What are the most common challenges in managing Linux servers remotely?
Rupani: The most common challenge is the same for managing any server, whether Linux, Unix or Windows, remotely, which is having a secure way to connect and control even when the server isn't operational. That's why it is important to build an out-of-band management strategy into your server management strategy.
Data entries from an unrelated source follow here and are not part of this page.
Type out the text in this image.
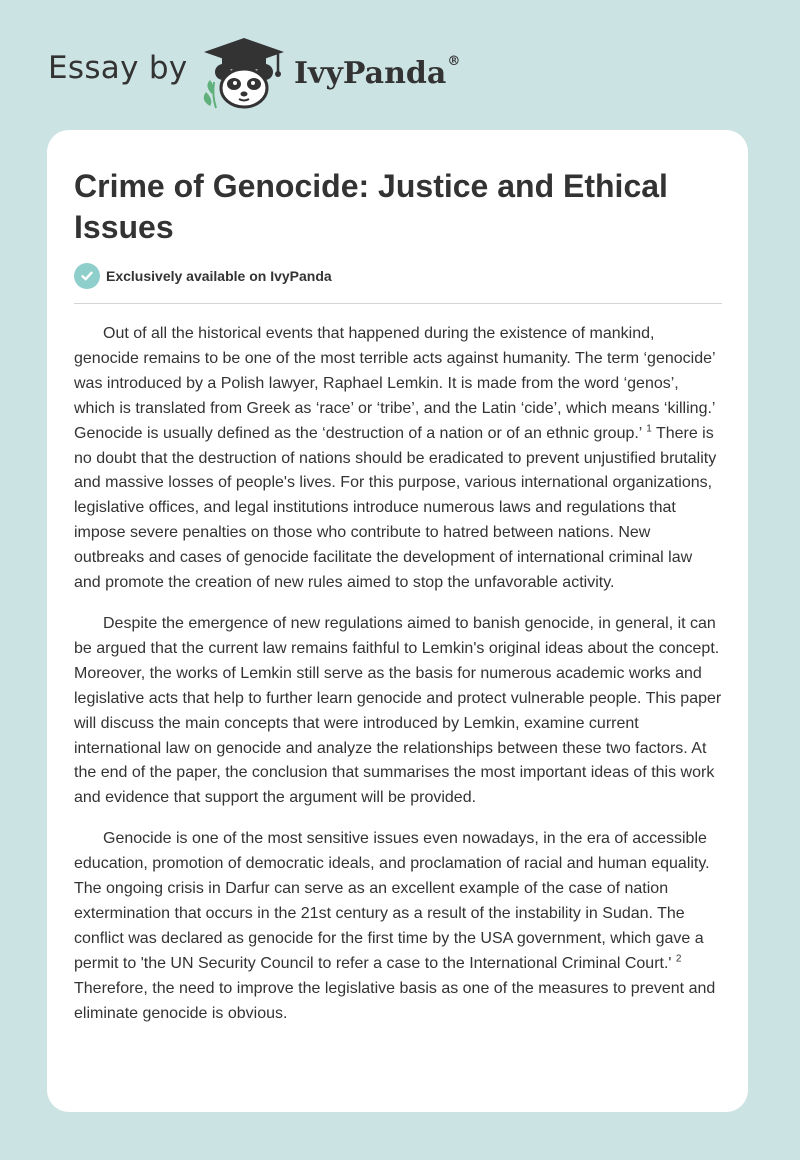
Essay by	IvyPanda®
Crime of Genocide: Justice and Ethical Issues
Exclusively available on IvyPanda

Out of all the historical events that happened during the existence of mankind, genocide remains to be one of the most terrible acts against humanity. The term ‘genocide’ was introduced by a Polish lawyer, Raphael Lemkin. It is made from the word ‘genos’, which is translated from Greek as ‘race’ or ‘tribe’, and the Latin ‘cide’, which means ‘killing.’ Genocide is usually defined as the ‘destruction of a nation or of an ethnic group.’ $^1$ There is no doubt that the destruction of nations should be eradicated to prevent unjustified brutality and massive losses of people's lives. For this purpose, various international organizations, legislative offices, and legal institutions introduce numerous laws and regulations that impose severe penalties on those who contribute to hatred between nations. New outbreaks and cases of genocide facilitate the development of international criminal law and promote the creation of new rules aimed to stop the unfavorable activity.

Despite the emergence of new regulations aimed to banish genocide, in general, it can be argued that the current law remains faithful to Lemkin's original ideas about the concept. Moreover, the works of Lemkin still serve as the basis for numerous academic works and legislative acts that help to further learn genocide and protect vulnerable people. This paper will discuss the main concepts that were introduced by Lemkin, examine current international law on genocide and analyze the relationships between these two factors. At the end of the paper, the conclusion that summarises the most important ideas of this work and evidence that support the argument will be provided.

Genocide is one of the most sensitive issues even nowadays, in the era of accessible education, promotion of democratic ideals, and proclamation of racial and human equality. The ongoing crisis in Darfur can serve as an excellent example of the case of nation extermination that occurs in the 21st century as a result of the instability in Sudan. The conflict was declared as genocide for the first time by the USA government, which gave a permit to 'the UN Security Council to refer a case to the International Criminal Court.' $^2$ Therefore, the need to improve the legislative basis as one of the measures to prevent and eliminate genocide is obvious.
You can't assume that the operating systems (OS) will always perform as expected, so unless you build a system that allows you to remotely reload an OS, reboot or power cycle in a secure fashion, you are not spending time or money wisely.
What server management best practices have you seen succeed most often in your work with IT organizations?
Rupani: During your data center's design phase, design an out-of-band management strategy, not just an in-band strategy.
Free up valuable time by getting rid of mundane tasks that can be automated.
Consider virtualization: If you haven't yet, you should be, because power and cooling issues and increased costs are not going away, and virtualization is a good method for helping to solve those issues. Virtualization isn't going to go away either, so over time, more tools for leveraging virtualization will be developed. Now is a good time to begin exploring virtualization in a test environment to determine if and how it can be rolled into your data center strategy.